The USADA program has required a two-week period of blood and urine testing to determine a body chemistry baseline. After the baseline has been set, the volunteers have undergone unannounced blood and urine tests. Travis Tygart, chief executive officer of USADA, considered the program as the most advanced and comprehensive in the world.

Gay volunteered to the program to help clean the image of his sport. There had been doping scandals that now and then pop in mainstream media that involve high-profile track stars. Marion Jones, who is currently serving a six-month prison term, comes quickly to mind when talking about doping in athletics.

“I definitely understand people questioning people running fast because we’ve had several track athletes busted for steroids in the past,” Gay said. “I get tested whenever they want to test me. If it’s six vials of blood one week, then again the next week, that’s just the price I have to go through to make sure everything is OK.”

Tygart is also optimistic about the program’s end result.

“The general climate in sports today creates an unfair environment where athletes, whether setting world records or competing at an older age, are all of a sudden accused of doing it by performance-enhancing drugs,” Tygart said. “We want to do everything possible to take away that stigma for the clean athletes. We want to give athletes a testing platform that we all can have comfort in knowing they’re actually clean. That’s a dream of ours.”

Archaic and high-tech doping

According to a Boston Globe article, sports officials now have to contend with both low-tech methods (urine swapping) and revolutionary means (gene doping) to outsmart testing protocol.

The seven Russian track-and-field athletes caught days before the Games are accused of tampering with urine samples. DNA taken from the urine did not match DNA taken from the athletes, prompting one Olympics official to call it a case of “systematic doping.” Whether that proves true or not, urine tampering is a prime example of back-to-the-future cheating by athletes. Using someone else’s urine to pass drug tests was first done roughly 40 years ago.

As athletes try to evade new drug tests, future doping scandals appear likely to involve either low-tech methods from the past or frighteningly advanced science.

Gene doping is on the horizon for the 2012 London Olympics, though its short- and long-term effects are still largely unknown. To alter themselves on a cellular level, athletes inject synthetic genes designed to either promote muscle growth or increase endurance. Since the synthetic genes blend easily with the athlete’s DNA, it is impossible to detect gene doping without multiple muscle biopsies, which is not exactly practical when officials are already performing 4,500 tests during the Olympics.
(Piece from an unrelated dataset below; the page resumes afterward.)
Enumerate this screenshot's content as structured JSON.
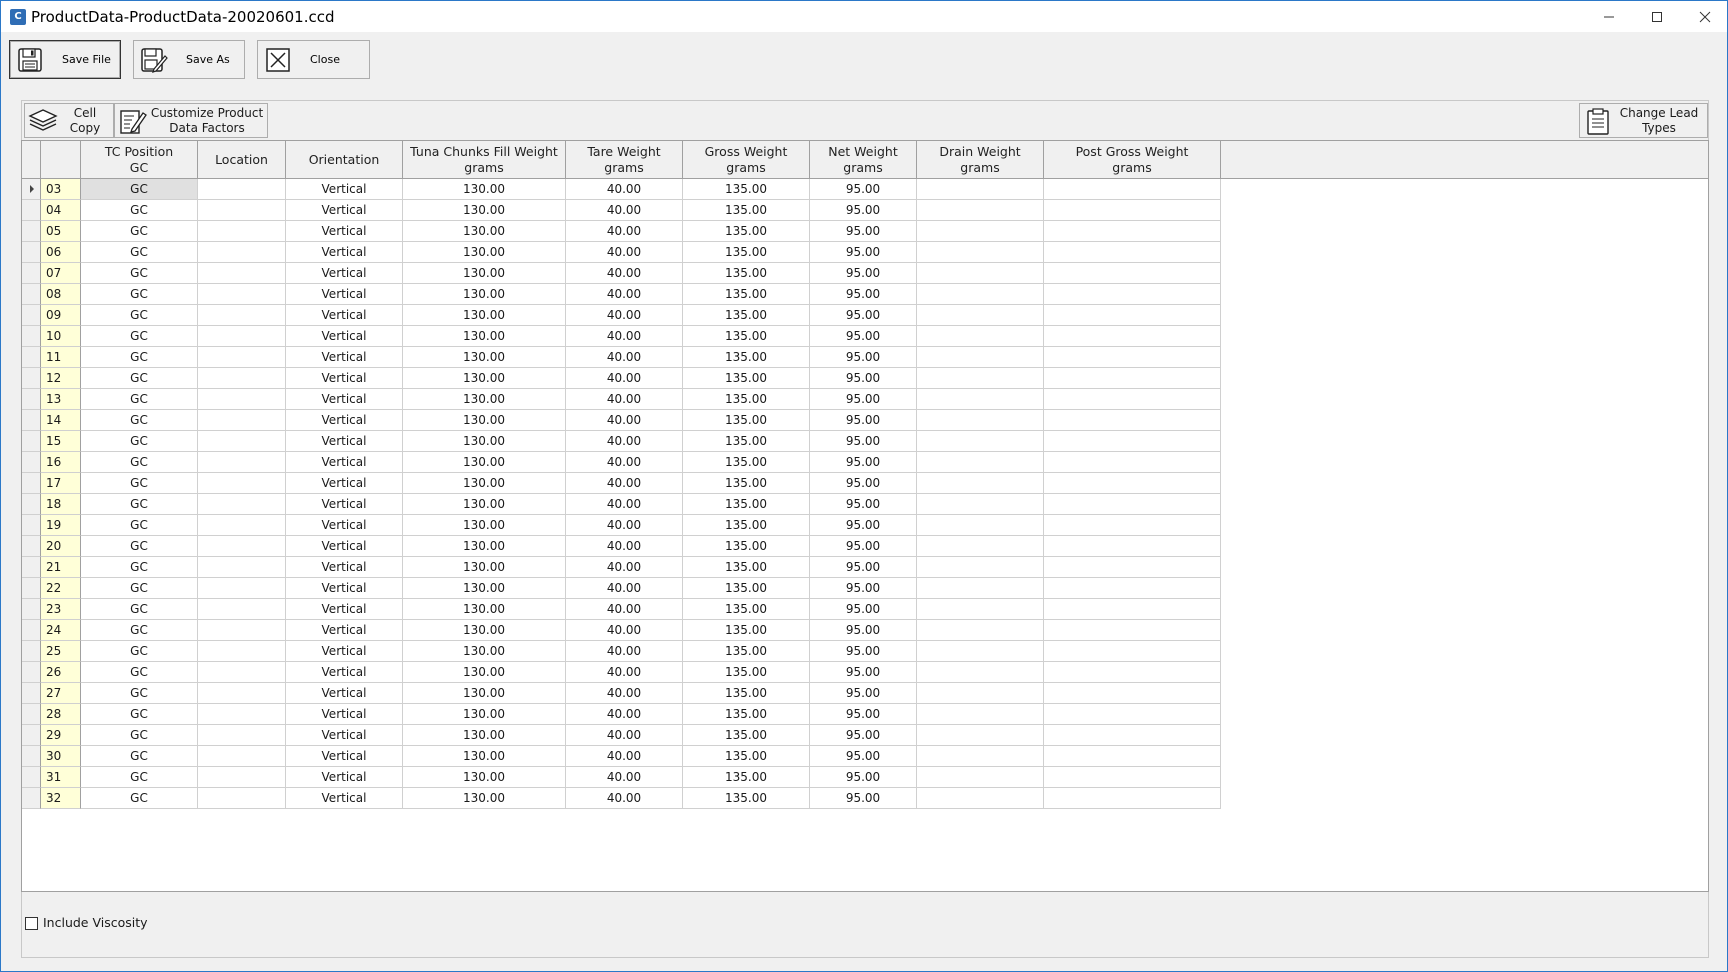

“There is an expertise that makes us more effective than we ever were before,” said Fahey, the WADA chief. “That doesn’t mean to say that there aren’t cheats out there still, or that there might always be cheats out there.”

Gene doping, Fahey said, “May become something that enters the lexicon of doping in the days ahead, and we want to be there to pick it up and deal with it at an earlier stage. Much of what we do is about public health. At this point, we’re thinking about the world’s elite athletes. But to the point that this or any of those other drugs are taken, there is a risk to the health, sometimes the lives, of those who are doping.”

Unfortunately, that is not a strong enough deterrent for some athletes seeking gold. If athletes are willing to risk their lives by using steroids or gene doping, it is easy to see why measures taken by sports leaders can only lessen, not eliminate, cheating.